From Frank on YMB provided good summary on how the
Post# of 148288
Everybody who has at least some limited knowledge and experience on how the FDA, the EMA (European Medicine Agency), the British or other drug authorities assess medicines know how at the end the decision is made:
it is based on a RISK (possible side effects) versus (clinical) BENFIT analysis. And this assessment takes also into account the risk-benefit of existing drugs against the disease and the disease itself. For example: if there is no or little effective treatment against a certain cancer: then a drug which offers some benefit may also be accepted despite severe side effects (as we all know for most of the anti- cancer drugs). If there is already an effective drug with little side effects, then a new drug should not have a worse risk (= side effects) - benefit (=efficacy) profile.
Now leronlimab:
1) Safety first: we have more than 800 patients from the phase III HIV trial, plus the perfect safety from the M&M trial. And also the DSMC review on the ongoing S/C phase 2b/3 (phase III !) Trial confirmed: zero safety issue for leronlimab. Cannot be any better.
2) Now the second element: efficacy:
In the M/M trial we had less than half of the adverse events of the placebo group - statistically significant (p< 0.05) Placebo is water, inert without any effect. Now if anything is reducing adverse events by more than half that means that it must have an effect, by either strengthening the immune system or any other effect that is strengthening the overall health to make the body more resistent to adverse events (adverse events include also events caused by the virus, e.g. required ventilation, cardiac failure, kidney failure, thrombosis, stroke....). It is true: normally this endpoint „adverse events“ are put to the safety section of the dossier, BUT: normally „adverse events“ are never reduced by drug“ (rather increased by the drugs side effects). That is why it is normally in section“safety“. Somebody said in more than 300 trials he had conducted he never saw such reduction. I did not conduct any clinical trial, but I have assessed an even higher number of clinical trials for the drug authority of an European Member State and the European Medicine Agency. I also cannot recall any such result. The only logic explanation is that the drug is efficient. It works. Other elements for the efficacy assessment: ideally also one or another endpoint (primary or secondary does not matter here in Covid - see Remdesivir approval) is positive or at least show non-statistically improved or better figures as compared to placebo. A lot of scientific weight is also given to the mode of action. Is it plausible? Has it been shown (changes in cytokines, T-helper cells, viral load in the blood? - Ideally in those patients which shown also clinical improvement. That would be also strong evidence for the efficacy of a new drug. I am confident that this is shown for leronlimab.
And finally the 54 IND patients from the uncontrolled trial will also be considered. Alone it would not be enough - but such data is usually considered „supportive“.
At the end the FDA, EMA, the British and other authorities will do this risk-benefit analysis. Risk of leronlimab is almost if not totally zero. For the benefit we have some strong evidence from the clinical trials supported by a reasonable mode of action and the 54 IND patients.
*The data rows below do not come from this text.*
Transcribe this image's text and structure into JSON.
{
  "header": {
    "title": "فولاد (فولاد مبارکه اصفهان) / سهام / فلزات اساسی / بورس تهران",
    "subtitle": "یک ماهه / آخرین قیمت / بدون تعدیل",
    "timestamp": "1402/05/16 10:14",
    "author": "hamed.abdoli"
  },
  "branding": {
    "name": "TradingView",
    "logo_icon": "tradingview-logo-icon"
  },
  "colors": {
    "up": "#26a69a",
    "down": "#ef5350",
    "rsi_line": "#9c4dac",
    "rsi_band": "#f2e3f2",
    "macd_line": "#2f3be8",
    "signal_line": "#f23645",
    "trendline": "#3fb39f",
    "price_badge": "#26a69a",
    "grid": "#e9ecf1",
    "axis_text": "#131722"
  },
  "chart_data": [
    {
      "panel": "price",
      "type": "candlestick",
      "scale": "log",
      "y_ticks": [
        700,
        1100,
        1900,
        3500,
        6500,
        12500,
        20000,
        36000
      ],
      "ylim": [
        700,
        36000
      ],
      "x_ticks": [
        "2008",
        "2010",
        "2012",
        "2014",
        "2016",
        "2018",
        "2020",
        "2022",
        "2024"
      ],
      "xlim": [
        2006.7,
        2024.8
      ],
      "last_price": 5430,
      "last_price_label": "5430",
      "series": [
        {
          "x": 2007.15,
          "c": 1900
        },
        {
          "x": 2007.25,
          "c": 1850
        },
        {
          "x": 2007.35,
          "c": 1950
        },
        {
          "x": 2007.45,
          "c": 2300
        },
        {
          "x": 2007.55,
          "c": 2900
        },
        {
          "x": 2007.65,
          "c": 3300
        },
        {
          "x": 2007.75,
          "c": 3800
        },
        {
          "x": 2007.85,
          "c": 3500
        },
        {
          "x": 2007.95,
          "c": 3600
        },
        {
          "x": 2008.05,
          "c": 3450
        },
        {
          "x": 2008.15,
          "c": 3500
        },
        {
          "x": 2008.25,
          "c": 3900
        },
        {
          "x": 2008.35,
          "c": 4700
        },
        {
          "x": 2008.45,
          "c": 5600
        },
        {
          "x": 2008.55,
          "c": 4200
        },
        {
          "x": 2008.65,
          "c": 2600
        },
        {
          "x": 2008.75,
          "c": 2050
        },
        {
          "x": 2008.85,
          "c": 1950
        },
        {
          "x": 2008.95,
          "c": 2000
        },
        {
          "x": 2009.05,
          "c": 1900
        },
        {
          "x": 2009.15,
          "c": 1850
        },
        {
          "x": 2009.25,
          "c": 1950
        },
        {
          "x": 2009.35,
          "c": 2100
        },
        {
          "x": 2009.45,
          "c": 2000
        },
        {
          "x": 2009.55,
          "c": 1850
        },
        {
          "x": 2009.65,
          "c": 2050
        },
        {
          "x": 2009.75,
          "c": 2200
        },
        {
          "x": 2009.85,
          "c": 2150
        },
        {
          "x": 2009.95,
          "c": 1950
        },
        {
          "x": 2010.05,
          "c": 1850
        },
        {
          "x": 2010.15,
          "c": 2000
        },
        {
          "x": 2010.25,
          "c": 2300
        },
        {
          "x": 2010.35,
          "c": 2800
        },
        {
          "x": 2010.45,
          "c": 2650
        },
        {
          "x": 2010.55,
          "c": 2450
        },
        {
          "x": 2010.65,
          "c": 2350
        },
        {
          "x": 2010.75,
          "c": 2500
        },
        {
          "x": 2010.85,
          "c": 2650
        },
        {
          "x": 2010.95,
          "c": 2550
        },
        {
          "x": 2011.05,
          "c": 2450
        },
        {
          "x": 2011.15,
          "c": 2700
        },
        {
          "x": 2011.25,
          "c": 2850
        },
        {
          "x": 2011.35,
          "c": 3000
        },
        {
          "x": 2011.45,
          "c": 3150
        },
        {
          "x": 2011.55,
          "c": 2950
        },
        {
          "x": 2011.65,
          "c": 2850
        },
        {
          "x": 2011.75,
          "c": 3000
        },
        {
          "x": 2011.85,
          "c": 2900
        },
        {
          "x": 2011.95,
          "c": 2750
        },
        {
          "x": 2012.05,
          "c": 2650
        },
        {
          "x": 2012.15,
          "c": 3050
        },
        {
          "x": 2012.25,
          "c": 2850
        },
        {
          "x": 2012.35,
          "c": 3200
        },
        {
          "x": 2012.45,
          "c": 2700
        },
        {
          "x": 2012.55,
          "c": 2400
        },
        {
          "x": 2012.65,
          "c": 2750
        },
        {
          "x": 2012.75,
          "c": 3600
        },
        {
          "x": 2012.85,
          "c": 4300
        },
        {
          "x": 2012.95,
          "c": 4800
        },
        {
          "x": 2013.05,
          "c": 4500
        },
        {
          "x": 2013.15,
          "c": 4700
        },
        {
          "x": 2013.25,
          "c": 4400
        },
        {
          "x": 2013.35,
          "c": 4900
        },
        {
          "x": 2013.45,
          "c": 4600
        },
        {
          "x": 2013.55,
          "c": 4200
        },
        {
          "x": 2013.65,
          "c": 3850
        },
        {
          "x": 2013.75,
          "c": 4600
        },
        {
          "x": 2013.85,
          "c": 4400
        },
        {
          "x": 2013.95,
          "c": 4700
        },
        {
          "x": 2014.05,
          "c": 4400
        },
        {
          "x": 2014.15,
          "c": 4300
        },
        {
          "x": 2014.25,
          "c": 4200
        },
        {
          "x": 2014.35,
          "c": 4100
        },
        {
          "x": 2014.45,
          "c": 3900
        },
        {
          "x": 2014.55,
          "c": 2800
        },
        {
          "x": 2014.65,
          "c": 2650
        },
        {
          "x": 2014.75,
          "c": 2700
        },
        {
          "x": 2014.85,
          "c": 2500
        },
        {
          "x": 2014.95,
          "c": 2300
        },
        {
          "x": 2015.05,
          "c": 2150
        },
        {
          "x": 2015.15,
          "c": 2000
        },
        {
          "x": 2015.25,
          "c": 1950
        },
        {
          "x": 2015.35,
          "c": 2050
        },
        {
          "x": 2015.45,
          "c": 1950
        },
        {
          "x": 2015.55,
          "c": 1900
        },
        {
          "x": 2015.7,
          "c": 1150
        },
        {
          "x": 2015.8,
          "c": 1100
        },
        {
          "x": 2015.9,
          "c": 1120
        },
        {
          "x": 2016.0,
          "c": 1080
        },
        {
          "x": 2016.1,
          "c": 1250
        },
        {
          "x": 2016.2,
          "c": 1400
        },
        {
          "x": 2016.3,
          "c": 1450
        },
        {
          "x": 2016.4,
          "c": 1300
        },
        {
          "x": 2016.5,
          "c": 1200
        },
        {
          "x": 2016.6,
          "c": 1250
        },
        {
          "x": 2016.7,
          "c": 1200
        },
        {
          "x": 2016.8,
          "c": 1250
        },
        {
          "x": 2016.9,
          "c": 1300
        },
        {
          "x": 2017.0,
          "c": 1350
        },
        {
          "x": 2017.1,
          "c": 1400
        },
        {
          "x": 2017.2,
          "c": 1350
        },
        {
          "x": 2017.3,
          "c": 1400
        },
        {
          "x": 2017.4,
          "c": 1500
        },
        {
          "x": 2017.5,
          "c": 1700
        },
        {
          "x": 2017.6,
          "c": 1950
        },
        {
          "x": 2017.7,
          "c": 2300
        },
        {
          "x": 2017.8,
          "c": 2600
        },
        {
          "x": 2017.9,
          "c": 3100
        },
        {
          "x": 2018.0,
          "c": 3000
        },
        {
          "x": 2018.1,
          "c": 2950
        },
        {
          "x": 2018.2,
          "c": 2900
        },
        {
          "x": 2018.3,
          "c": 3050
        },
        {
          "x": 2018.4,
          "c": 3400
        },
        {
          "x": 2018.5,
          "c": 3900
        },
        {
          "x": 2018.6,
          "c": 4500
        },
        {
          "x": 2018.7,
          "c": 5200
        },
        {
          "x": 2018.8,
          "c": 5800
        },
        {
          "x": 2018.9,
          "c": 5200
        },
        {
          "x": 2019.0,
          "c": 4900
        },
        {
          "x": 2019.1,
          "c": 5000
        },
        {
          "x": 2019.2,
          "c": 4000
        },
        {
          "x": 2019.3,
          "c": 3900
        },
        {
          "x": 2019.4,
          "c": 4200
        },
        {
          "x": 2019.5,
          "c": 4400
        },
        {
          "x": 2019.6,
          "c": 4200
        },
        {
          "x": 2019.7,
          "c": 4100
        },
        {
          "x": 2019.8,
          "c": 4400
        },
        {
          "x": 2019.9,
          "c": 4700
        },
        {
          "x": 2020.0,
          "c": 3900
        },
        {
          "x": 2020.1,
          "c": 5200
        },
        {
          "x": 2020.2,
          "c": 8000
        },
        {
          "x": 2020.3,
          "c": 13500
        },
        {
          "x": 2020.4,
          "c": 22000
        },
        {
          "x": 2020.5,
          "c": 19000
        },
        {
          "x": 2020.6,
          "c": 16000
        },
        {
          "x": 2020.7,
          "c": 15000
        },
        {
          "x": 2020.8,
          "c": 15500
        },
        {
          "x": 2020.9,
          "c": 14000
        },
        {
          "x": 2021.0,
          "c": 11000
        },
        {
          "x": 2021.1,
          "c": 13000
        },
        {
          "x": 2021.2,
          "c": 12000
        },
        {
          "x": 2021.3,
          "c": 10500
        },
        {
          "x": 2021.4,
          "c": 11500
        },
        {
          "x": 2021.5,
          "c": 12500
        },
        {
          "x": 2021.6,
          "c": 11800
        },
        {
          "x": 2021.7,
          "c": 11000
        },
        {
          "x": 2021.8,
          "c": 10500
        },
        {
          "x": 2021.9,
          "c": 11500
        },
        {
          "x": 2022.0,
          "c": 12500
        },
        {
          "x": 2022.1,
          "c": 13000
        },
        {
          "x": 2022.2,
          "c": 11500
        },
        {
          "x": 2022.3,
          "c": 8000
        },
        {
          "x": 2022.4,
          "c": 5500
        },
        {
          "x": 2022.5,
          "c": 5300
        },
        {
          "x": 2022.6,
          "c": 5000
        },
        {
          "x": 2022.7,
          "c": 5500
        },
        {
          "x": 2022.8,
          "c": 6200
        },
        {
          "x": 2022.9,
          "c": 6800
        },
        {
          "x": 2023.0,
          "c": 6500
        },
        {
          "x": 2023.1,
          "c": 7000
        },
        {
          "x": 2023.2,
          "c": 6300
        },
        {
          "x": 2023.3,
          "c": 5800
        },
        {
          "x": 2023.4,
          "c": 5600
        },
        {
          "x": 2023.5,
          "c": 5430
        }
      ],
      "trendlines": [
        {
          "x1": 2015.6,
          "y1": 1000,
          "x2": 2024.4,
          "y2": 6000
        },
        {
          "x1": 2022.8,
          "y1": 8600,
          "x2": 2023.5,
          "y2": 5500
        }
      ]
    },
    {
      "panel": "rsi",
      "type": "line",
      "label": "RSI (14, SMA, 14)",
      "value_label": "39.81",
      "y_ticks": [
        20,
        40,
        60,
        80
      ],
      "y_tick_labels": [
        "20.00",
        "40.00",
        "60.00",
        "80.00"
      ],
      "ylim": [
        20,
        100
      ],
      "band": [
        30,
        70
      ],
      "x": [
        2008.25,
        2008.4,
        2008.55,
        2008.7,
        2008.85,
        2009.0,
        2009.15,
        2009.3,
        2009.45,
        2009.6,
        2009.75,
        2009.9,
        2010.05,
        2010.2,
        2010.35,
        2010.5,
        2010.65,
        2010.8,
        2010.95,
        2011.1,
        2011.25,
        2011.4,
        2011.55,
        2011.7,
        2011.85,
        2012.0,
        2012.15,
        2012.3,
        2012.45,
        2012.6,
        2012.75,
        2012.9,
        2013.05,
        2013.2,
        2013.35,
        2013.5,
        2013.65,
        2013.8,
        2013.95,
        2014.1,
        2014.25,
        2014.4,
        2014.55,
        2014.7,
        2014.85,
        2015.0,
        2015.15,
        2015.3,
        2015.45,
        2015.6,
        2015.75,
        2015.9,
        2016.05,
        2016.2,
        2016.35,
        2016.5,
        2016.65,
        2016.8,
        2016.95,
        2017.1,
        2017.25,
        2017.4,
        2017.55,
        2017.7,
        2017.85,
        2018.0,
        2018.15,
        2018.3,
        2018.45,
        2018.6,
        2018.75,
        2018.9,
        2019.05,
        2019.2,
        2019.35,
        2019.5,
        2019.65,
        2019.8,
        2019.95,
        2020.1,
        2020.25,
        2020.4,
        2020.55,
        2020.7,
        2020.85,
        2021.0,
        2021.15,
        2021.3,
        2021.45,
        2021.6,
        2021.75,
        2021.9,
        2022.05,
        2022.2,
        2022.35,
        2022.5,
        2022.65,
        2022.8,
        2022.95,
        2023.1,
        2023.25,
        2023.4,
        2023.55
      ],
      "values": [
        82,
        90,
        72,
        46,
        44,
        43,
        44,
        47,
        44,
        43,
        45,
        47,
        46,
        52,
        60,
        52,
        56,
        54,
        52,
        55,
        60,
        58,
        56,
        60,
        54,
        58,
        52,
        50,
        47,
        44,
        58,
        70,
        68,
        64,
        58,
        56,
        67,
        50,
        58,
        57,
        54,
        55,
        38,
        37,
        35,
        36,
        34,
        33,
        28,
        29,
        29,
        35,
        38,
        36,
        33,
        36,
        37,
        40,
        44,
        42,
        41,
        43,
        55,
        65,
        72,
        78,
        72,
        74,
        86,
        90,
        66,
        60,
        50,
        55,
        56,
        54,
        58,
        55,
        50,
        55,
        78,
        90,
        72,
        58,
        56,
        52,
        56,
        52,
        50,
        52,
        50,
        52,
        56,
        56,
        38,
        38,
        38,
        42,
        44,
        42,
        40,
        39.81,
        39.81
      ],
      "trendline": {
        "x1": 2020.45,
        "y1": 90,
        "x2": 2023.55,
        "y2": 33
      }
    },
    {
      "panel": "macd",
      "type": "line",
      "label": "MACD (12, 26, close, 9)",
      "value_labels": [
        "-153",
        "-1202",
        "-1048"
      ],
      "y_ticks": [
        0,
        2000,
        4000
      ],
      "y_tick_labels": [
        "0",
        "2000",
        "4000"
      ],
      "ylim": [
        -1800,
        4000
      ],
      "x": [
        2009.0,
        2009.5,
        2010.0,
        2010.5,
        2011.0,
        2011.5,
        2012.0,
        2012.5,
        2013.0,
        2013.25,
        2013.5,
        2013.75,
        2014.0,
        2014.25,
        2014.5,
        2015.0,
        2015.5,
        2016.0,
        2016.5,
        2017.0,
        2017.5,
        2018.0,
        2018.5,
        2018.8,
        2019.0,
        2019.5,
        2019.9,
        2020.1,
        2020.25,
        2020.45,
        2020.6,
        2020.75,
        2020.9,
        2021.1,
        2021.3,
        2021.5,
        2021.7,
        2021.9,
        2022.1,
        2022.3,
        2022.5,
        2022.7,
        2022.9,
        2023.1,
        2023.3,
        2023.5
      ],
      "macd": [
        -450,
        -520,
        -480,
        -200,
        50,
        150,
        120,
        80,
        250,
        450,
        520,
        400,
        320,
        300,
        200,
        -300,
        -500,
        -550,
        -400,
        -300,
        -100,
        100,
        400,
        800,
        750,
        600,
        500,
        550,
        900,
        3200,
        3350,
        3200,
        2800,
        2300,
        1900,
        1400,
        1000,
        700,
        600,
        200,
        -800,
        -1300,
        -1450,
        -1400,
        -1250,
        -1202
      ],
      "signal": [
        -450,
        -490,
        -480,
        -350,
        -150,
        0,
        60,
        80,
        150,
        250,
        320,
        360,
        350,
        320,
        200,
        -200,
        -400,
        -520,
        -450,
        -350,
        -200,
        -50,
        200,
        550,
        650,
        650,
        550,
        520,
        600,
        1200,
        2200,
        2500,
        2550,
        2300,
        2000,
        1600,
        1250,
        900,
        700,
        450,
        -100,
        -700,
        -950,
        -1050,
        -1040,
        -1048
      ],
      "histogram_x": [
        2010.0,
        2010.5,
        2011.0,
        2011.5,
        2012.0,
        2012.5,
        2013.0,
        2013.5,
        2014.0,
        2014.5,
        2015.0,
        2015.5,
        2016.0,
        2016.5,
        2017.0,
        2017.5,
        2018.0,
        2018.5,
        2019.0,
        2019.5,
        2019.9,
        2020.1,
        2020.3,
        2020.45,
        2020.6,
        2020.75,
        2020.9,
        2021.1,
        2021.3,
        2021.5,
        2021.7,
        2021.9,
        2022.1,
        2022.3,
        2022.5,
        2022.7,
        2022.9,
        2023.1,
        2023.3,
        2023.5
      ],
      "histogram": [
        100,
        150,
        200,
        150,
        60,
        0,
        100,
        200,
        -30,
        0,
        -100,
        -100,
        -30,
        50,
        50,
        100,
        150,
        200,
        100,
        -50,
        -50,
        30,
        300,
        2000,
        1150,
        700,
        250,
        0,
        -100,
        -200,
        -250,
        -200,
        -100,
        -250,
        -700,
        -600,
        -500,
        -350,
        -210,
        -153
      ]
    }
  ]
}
The last step is then the FDA and other drug authorities will compare that with the approved therapies: we have very little here:
Remdesivir: Little if any effect on a minor secondary endpoint, and side effects on liver and kidney. Theoretical mode of action (antiviral) but could not reduce viral load in COVID patients.
Dexamethason (strong cortison with all the side effect of cortison including immunosupression. We do not need an „Atombombe“ immunosupression here, we need a targeted effect on the immune system to calm the devastating cytokine storm.
FDA, EMA etc will consider all the above in much more detailed way, but eventually there is only one outcome here: approval of leronlimab.
BTW: the same applies for HIV where we even have the full phase III data (non-pandemie Standard). Leronlimab is by far better than all other current anti-HIV drugs. It will be the new standard. Now you know why I invest in leronlimab (CYDY).